One thing is certain: hacktivist attacks are on the rise, and it doesn’t look like they will let up anytime soon. The U.S Department of Homeland Security recently reported that between October and February there were 86 attacks on computer systems that control important infrastructure, databases and factories, compared with only 11 during that time last year. Could it be merely coincidental that these five months were also those in which the proposed SOPA/PIPA legislation spurred Anonymous to down dozens of major sites? Or in which the Occupy Wall Street movement emerged and the Obama Administration introduced legislation that would double current prison sentences for hacking?

The message from the hacktivists is clear. “If you want to see Anonymous rise up, try to shut down the message. Try to chill our speech. Then you’ll see what Anonymous can do,” a member of the collective says from behind a Guy Fawkes mask in the recent film, We Are Legion: The Story of the Hacktivists.
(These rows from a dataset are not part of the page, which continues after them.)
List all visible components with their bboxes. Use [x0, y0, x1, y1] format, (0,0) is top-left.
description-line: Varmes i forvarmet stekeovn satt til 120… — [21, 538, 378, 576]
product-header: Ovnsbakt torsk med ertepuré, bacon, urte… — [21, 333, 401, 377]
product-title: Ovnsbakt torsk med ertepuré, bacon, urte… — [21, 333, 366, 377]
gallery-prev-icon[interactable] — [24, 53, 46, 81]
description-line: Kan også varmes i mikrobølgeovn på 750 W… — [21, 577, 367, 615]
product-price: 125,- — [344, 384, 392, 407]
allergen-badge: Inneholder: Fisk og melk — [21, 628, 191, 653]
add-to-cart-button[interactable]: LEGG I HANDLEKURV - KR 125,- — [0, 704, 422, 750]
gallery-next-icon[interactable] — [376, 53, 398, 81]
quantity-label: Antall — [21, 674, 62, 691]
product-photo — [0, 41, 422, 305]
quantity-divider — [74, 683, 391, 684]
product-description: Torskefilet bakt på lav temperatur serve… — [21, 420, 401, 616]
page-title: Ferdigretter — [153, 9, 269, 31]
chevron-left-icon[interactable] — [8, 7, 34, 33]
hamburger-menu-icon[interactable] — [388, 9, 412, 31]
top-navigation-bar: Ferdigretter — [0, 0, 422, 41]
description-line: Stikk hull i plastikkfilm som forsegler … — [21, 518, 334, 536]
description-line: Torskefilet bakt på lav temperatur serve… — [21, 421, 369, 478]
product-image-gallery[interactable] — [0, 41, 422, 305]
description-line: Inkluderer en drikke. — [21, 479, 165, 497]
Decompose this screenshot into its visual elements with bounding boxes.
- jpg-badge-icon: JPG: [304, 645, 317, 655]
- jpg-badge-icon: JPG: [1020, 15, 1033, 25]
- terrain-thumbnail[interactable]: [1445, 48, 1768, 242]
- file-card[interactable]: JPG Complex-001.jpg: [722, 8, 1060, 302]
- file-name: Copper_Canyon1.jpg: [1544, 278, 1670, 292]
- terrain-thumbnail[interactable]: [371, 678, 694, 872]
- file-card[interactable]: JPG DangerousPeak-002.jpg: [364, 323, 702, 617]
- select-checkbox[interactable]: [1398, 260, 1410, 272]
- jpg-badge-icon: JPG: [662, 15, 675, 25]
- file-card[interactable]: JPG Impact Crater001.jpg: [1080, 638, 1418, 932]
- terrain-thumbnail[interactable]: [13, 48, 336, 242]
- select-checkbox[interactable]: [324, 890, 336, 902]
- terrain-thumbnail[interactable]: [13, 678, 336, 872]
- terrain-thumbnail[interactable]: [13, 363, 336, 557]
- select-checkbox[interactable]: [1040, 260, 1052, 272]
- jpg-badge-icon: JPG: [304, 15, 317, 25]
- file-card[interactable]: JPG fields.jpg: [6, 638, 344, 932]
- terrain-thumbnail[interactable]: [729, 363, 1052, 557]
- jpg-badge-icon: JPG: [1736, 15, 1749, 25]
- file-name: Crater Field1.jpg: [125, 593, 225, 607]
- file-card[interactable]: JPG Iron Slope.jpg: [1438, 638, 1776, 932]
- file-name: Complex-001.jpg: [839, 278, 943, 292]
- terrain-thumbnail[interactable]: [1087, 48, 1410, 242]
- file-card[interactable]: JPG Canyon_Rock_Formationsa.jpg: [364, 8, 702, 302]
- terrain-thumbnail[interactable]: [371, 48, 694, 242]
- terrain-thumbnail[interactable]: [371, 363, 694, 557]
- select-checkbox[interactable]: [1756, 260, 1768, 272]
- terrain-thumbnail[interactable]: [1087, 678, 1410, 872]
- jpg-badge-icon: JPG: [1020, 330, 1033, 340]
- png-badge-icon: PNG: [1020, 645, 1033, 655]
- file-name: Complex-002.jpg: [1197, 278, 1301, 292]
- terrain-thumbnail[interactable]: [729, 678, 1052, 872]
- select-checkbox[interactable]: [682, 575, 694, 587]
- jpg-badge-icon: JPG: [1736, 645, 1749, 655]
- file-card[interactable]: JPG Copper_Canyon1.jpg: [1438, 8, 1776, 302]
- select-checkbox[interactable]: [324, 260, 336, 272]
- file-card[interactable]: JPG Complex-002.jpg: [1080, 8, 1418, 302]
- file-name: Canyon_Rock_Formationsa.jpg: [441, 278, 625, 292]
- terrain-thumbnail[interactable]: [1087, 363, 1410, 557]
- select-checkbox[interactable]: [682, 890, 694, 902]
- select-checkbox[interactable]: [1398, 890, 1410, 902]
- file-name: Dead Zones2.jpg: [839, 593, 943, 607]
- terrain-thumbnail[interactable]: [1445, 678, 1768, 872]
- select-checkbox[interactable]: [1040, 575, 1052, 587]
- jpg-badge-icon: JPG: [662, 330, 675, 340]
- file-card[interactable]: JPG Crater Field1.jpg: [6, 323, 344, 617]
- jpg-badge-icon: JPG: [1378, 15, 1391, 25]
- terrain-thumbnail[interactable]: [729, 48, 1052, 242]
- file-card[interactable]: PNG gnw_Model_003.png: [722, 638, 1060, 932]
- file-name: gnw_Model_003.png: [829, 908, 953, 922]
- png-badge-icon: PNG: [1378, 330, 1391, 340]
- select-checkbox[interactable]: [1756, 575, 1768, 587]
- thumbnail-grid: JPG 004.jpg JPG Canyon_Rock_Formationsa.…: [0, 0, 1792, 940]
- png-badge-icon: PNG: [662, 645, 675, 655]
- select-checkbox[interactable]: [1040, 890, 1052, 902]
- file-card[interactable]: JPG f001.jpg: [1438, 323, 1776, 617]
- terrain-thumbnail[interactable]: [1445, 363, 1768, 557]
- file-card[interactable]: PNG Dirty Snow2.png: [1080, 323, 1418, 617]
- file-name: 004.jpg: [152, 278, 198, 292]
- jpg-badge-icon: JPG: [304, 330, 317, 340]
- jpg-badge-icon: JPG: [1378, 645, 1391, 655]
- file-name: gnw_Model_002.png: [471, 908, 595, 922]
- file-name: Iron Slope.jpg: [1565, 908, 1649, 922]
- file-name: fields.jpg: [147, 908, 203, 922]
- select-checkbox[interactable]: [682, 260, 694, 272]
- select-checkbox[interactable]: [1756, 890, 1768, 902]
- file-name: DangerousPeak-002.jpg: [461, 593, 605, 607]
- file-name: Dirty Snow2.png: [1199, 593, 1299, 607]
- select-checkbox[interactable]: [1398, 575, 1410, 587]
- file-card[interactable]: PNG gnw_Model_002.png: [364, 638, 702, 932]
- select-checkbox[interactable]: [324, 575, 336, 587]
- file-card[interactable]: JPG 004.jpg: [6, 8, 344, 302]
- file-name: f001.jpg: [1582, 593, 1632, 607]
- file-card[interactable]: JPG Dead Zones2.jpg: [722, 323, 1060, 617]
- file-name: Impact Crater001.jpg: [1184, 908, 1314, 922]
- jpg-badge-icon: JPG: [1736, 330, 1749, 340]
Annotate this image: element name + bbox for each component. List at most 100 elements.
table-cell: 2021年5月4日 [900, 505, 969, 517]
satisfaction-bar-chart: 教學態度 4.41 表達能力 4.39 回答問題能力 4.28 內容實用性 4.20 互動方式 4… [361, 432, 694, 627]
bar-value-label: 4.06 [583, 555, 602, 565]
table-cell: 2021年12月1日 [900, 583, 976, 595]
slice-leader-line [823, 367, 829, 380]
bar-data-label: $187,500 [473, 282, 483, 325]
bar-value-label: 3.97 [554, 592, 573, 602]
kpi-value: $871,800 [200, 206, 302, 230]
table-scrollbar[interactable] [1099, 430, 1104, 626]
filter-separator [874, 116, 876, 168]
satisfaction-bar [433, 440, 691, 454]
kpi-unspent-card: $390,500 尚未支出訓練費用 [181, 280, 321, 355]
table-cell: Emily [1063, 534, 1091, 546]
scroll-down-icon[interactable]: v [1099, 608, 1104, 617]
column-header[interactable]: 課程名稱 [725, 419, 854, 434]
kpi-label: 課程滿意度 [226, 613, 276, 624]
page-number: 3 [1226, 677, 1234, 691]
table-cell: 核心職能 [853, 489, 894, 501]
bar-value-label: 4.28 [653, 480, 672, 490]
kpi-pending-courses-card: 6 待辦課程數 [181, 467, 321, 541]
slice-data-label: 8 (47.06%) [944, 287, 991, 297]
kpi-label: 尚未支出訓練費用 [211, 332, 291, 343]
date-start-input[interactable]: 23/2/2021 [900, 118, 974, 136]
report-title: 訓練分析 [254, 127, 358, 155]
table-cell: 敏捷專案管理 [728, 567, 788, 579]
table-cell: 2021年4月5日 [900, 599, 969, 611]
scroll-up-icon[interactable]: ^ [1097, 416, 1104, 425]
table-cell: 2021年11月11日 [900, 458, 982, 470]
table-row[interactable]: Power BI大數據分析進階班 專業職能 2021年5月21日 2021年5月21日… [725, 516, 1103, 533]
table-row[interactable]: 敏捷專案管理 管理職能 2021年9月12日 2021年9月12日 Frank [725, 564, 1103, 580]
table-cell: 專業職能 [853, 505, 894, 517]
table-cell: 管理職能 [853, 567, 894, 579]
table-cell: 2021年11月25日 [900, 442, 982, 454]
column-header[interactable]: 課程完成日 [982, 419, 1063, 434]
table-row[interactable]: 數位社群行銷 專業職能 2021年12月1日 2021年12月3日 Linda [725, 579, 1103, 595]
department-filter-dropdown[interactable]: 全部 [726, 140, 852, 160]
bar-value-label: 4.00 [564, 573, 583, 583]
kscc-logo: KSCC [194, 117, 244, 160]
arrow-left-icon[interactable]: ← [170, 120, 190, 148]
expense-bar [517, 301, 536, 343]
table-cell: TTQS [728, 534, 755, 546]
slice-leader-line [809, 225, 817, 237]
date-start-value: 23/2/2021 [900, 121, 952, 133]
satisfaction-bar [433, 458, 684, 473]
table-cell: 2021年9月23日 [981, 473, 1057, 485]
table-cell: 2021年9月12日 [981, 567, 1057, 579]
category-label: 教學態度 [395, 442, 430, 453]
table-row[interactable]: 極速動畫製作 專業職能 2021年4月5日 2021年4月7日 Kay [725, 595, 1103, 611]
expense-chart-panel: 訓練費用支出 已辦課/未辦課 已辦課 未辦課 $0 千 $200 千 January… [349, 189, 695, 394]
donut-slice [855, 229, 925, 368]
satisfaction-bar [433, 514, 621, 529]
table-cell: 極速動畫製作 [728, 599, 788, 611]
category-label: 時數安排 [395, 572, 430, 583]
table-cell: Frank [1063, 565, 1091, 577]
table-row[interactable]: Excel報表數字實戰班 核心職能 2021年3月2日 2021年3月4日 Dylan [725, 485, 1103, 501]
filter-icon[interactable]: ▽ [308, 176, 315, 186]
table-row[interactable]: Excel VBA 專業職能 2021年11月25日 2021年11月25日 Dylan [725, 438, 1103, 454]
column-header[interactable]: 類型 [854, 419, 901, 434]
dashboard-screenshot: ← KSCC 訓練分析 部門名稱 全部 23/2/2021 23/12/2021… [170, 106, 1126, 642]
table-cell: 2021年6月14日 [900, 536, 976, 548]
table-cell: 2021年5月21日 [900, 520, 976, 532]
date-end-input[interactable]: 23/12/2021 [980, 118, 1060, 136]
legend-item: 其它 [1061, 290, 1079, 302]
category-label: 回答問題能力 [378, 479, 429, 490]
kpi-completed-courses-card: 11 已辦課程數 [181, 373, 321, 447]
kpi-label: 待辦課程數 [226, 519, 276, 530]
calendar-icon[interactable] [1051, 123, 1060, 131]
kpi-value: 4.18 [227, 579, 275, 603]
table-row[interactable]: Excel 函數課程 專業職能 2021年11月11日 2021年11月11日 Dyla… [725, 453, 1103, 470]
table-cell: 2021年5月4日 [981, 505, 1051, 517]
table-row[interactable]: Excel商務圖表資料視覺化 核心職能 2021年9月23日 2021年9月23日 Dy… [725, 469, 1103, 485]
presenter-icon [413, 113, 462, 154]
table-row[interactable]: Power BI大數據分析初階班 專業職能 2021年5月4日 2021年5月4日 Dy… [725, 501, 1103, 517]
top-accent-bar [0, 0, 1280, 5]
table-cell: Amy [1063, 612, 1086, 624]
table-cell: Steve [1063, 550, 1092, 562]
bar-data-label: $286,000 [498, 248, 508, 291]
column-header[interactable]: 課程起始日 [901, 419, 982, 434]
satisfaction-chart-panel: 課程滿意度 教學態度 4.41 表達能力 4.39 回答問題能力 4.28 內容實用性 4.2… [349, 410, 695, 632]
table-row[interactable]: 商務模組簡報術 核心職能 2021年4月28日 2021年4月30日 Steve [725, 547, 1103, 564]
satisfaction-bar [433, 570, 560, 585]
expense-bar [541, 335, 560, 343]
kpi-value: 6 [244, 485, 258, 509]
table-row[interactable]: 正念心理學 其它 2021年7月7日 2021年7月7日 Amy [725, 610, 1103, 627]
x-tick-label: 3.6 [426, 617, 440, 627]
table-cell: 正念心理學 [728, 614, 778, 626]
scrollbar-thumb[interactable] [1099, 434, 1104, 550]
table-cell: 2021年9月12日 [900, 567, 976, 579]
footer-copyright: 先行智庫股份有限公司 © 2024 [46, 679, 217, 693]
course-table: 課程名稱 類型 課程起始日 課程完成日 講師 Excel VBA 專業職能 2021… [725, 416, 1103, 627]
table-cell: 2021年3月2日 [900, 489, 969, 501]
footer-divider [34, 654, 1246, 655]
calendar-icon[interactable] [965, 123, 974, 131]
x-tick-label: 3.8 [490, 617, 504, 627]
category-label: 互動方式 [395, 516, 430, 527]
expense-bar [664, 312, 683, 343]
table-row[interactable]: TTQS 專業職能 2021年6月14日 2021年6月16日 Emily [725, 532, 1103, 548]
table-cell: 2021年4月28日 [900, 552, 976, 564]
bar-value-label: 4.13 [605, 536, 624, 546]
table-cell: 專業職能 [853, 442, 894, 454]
Governments need only make attempts to further regulate the Internet, restrict flows of information or arrest other hackers, and hacktivists like Jeremy Hammond will retaliate. And for the time being, maybe that’s exactly what governments like the U.S. are counting on.

Jennifer Wilmore is a second-year Master of International Affairs student.  This article first appeared in the Spring 2012 issue of CQ Magazine.